On subreducts of subresiduated lattices and logic

TL;DR

This paper explores subreducts of subresiduated lattices, their algebraic properties, and introduces a new calculus with these algebras as semantics, advancing the understanding of subintuitionistic logics.

Contribution

It studies implicative and implicative-infimum subreducts of subresiduated lattices and proposes a new calculus with algebraic semantics based on these structures.

Findings

Characterization of implicative subreducts

Development of a calculus with algebraic semantics

Analysis of expansions and properties of the calculus

Abstract

Subresiduated lattices were introduced during the decade of 1970 by Epstein and Horn as an algebraic counterpart of some logics with strong implication previously studied by Lewy and Hacking.

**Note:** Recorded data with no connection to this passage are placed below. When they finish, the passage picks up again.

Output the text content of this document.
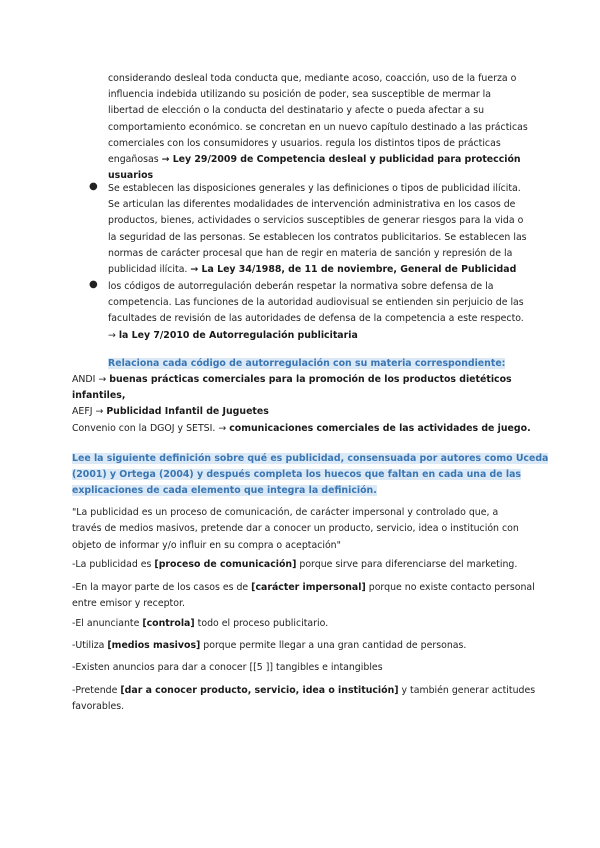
considerando desleal toda conducta que, mediante acoso, coacción, uso de la fuerza o
influencia indebida utilizando su posición de poder, sea susceptible de mermar la
libertad de elección o la conducta del destinatario y afecte o pueda afectar a su
comportamiento económico. se concretan en un nuevo capítulo destinado a las prácticas
comerciales con los consumidores y usuarios. regula los distintos tipos de prácticas
engañosas → Ley 29/2009 de Competencia desleal y publicidad para protección
usuarios
● Se establecen las disposiciones generales y las definiciones o tipos de publicidad ilícita.
Se articulan las diferentes modalidades de intervención administrativa en los casos de
productos, bienes, actividades o servicios susceptibles de generar riesgos para la vida o
la seguridad de las personas. Se establecen los contratos publicitarios. Se establecen las
normas de carácter procesal que han de regir en materia de sanción y represión de la
publicidad ilícita. → La Ley 34/1988, de 11 de noviembre, General de Publicidad
● los códigos de autorregulación deberán respetar la normativa sobre defensa de la
competencia. Las funciones de la autoridad audiovisual se entienden sin perjuicio de las
facultades de revisión de las autoridades de defensa de la competencia a este respecto.
→ la Ley 7/2010 de Autorregulación publicitaria
Relaciona cada código de autorregulación con su materia correspondiente:
ANDI → buenas prácticas comerciales para la promoción de los productos dietéticos
infantiles,
AEFJ → Publicidad Infantil de Juguetes
Convenio con la DGOJ y SETSI. → comunicaciones comerciales de las actividades de juego.
Lee la siguiente definición sobre qué es publicidad, consensuada por autores como Uceda
(2001) y Ortega (2004) y después completa los huecos que faltan en cada una de las
explicaciones de cada elemento que integra la definición.
"La publicidad es un proceso de comunicación, de carácter impersonal y controlado que, a
través de medios masivos, pretende dar a conocer un producto, servicio, idea o institución con
objeto de informar y/o influir en su compra o aceptación"
-La publicidad es [proceso de comunicación] porque sirve para diferenciarse del marketing.
-En la mayor parte de los casos es de [carácter impersonal] porque no existe contacto personal
entre emisor y receptor.
-El anunciante [controla] todo el proceso publicitario.
-Utiliza [medios masivos] porque permite llegar a una gran cantidad de personas.
-Existen anuncios para dar a conocer [[5 ]] tangibles e intangibles
-Pretende [dar a conocer producto, servicio, idea o institución] y también generar actitudes
favorables.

These logics are examples of subuintuitionistic logics, i.e., logics in the language of intuitionistic logic that are defined semantically by using Kripke models, in the same way as intuitionistic logic is defined, but without requiring of the models some of the properties required in the intuitionistic case. Also in relation with the study of subintuitionistic logics, Celani and Jansana get these algebras as the elements of a subvariety of that of weak Heyting algebras. Here, we study both the implicative and the implicative-infimum subreducts of subresiduated lattices. Besides, we propose a calculus whose algebraic semantics is given by these classes of algebras. Several expansions of this calculi are also studied together to some interesting properties of them.